While February 2020 might already feel like a lifetime ago, Larry Fink’s most recent annual letter to CEOs still rings true. In it, the CEO of BlackRock maintains that climate risk is investment risk: “We believe that all investors, along with regulators, insurers, and the public, need a clearer picture of how companies are managing sustainability-related questions.”

So, although nearly nine out of 10 Fortune 500 companies issue annual sustainability reports, increased reporting doesn’t mean increased reading. The dull-but-worthy documents please traditional audiences of sustainability professionals. But to curious nonexperts, they’re inaccessible. To satisfy both, we need a new approach.

It’s not your sustainability report—it’s your sustainability story

What do we do instead? How do we reframe the sustainability report to better serve new audiences and circumstances?

Reinvent it.

Bust sustainability stories out of the confines of an annual report, and put them where people can find them. It will elevate the stories’ visibility and extend their value to build broader, deeper engagement throughout the year.

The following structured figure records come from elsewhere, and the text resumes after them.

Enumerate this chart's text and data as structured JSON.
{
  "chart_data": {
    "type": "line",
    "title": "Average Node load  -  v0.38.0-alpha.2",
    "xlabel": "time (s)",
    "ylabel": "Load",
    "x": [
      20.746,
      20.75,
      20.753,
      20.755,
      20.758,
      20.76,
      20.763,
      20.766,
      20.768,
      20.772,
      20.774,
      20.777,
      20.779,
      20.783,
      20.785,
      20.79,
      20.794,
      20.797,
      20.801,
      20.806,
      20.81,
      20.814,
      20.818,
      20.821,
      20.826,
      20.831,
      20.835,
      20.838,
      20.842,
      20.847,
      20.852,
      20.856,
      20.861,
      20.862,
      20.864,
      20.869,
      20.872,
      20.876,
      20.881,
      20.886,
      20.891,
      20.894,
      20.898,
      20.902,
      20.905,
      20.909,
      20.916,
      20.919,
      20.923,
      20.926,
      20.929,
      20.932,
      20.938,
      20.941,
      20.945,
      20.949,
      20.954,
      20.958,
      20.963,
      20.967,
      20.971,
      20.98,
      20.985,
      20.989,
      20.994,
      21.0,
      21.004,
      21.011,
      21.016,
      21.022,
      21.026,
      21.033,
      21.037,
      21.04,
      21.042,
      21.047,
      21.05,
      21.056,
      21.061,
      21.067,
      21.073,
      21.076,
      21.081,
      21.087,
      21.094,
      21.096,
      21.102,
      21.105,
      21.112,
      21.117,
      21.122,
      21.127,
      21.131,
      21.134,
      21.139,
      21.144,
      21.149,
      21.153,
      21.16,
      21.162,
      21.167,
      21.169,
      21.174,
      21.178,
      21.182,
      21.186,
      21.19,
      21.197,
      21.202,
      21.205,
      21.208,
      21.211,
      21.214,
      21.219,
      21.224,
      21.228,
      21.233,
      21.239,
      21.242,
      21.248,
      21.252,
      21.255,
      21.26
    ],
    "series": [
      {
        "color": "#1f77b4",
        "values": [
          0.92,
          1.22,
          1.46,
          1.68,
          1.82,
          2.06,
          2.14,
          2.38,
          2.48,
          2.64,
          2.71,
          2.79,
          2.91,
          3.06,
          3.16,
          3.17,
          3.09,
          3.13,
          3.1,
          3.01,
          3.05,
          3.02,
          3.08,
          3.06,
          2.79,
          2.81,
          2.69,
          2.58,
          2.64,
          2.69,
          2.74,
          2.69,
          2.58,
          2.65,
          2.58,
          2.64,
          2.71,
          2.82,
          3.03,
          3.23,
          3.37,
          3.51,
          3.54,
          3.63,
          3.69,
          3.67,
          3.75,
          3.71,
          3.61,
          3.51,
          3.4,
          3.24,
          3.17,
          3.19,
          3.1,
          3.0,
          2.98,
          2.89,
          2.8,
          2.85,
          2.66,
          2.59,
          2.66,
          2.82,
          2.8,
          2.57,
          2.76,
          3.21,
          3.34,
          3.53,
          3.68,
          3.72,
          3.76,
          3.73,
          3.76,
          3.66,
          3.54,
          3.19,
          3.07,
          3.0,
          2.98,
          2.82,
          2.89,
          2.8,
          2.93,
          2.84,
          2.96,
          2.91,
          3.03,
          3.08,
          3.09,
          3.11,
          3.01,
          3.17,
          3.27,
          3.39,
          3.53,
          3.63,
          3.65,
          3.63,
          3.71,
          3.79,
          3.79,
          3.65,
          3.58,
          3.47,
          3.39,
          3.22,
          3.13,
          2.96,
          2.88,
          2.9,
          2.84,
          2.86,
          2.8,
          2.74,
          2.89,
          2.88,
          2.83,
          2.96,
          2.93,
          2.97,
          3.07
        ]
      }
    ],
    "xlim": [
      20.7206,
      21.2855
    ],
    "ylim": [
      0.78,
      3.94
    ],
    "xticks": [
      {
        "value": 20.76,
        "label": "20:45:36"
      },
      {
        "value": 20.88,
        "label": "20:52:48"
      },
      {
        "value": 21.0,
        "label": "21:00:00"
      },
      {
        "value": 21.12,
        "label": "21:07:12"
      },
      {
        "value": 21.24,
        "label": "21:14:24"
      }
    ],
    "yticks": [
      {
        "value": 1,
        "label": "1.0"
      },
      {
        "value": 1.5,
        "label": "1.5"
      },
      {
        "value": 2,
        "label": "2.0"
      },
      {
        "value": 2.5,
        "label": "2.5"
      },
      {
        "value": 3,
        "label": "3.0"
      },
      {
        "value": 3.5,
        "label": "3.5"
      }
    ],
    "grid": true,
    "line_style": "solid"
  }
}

By sharing them with greater frequency, your sustainability stories can shift from an accounting of your past to a conversation about your future. They can increase perceived and actual transparency and boost cultural relevancy as you stay responsive to news and current events. Because, while sustainability metrics represent a single point in time, your sustainability journey—and that of the world—is in constant motion.

When stories lead, craft matters

Sustainability’s new, more diverse and more media-savvy audiences expect to be engaged. They require content that is more compelling than the traditional reporting format was ever designed for.

Great stories have strong narrative arcs that put people first. They do more than present data—they bring it to life. With ambitions, challenges, tension, transformation and commitment. Context makes data real.

Finding the right medium for your audience also matters. As you view your options with fresh eyes, ask yourself: What channels can be used to extend my reach? What types of content would be more memorable with a different storytelling vehicle? Could a video or an infographic tell the story better than an article? When can written interviews become audio files? What about podcasts?

None of this is easy. It’s hard to break old habits. But sustainability is in the spotlight now. The time to shift the way we talk about it is also now. People want to engage with sustainability more often and with passion. If we meet that need, the future of sustainability—and the leaders it inspires—will be brighter than ever.